I will say though. Your comment points to a distinct problem that I've seen at work. Lots of old guys and gals (like yourself) aren't cut out to expand the CAF.
This.
And coming from an old guy like I am.
Militaries in general, and Canada's in particular, take great comfort in the bureaucratic process where risk is spread around and failure hidden from the overseers in government. We have a military leadership - and have had such a leadership for decades - that does not see beyond today's issues. Canada's force structures, procurement programs, and general way it does business is almost exclusively focused on what needs to be done in peacetime with the manpower allocated. It expends much treasure in running a bureaucracy that oversees administrative functions and yet does nothing to expand, or even plan to expand, the hard defence outputs needed by the country. It tweaks them from time to time but never grows them.
Very little energy or resources are dedicated to planning how to create that "great host," as General Belzile called it. And let's be clear, before I get hauled up for thinking historically, I don't see Belzile's call being one to recreate Canada's WW2 forces. I see it simply as a call to plan and to take the necessary steps to shape the Canadian military/industrial system to be able to expand rapidly beyond its current regular force construct.
I know that I'm sitting on the outside looking back in, but there is very little about the army's current modernization "experiment" which strikes me as one aimed at addressing the fundamental issues plaguing it.

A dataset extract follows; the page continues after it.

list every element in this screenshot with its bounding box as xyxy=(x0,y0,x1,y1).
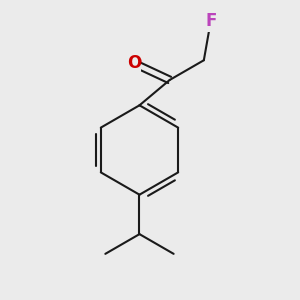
Text: F: F xyxy=(205,12,216,30)
Text: O: O xyxy=(127,54,141,72)
Text: F: F xyxy=(205,12,216,30)
Text: O: O xyxy=(127,54,141,72)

It's yet again another timid deck chair shuffle that creates a bit better position for some but a worse position for others without any demonstrable increase in fighting power. I see the air force and navy a bit more forward leaning.
This is a point in time of great opportunity. The challenges facing the country and the government's willingness to react haven't been this great for over a half a century. Canada's military leaders need to boldly step up with a vision that truly aims to reshape the Canadian military/industrial complex.
"Jobs in Canada" makes a sale easier. I doubt it makes it easy enough to sell a path to 5%. Also, we're likely to have another fiscal-impacting crisis before that much time elapses.
"Jobs in Canada," especially high-paying industrial work, will definitely make it easier. There are already many job funding schemes the Feds operate. Redirecting that money to growing defence industries could be a zero-sum process. I can't see why a "fiscal-impacting crisis" should interfere with what is a % of GDP goal rather than hard and fixed dollars. The key is that the defence dollars do not simply fall into a bottom-less pit, but actually show demonstrable gains in defence capability. That's my big beef of the last decade. Defence spending has been climbing but there is little to show for it.
Maybe if Canadian companies can figure out how to build the world's best-for-cost trucks, or armoured vehicles, or guns, or aircraft, or small ships, etc. in some niches we'll get some exporting companies that can sustain themselves instead of production runs that start and end and disperse everything learned into nothingness.
I agree with the need to have sustainable equipment production that carries on for many decades rather than in short and brief orgies. "Boom then bust" doesn't work, and yet we do it over and over again. It's not the companies that need to figure it out; its for the military and the procurement system to work the projects from cyclical to continuous. I sometimes wonder if that would be easier if much of the core R&D and manufacturing capabilities were rolled into a, or several, Dominion Arsenals crown corporation(s) rather than left entirely to public companies. The guy that welds the armour on a tank doesn't care where his paycheck comes from.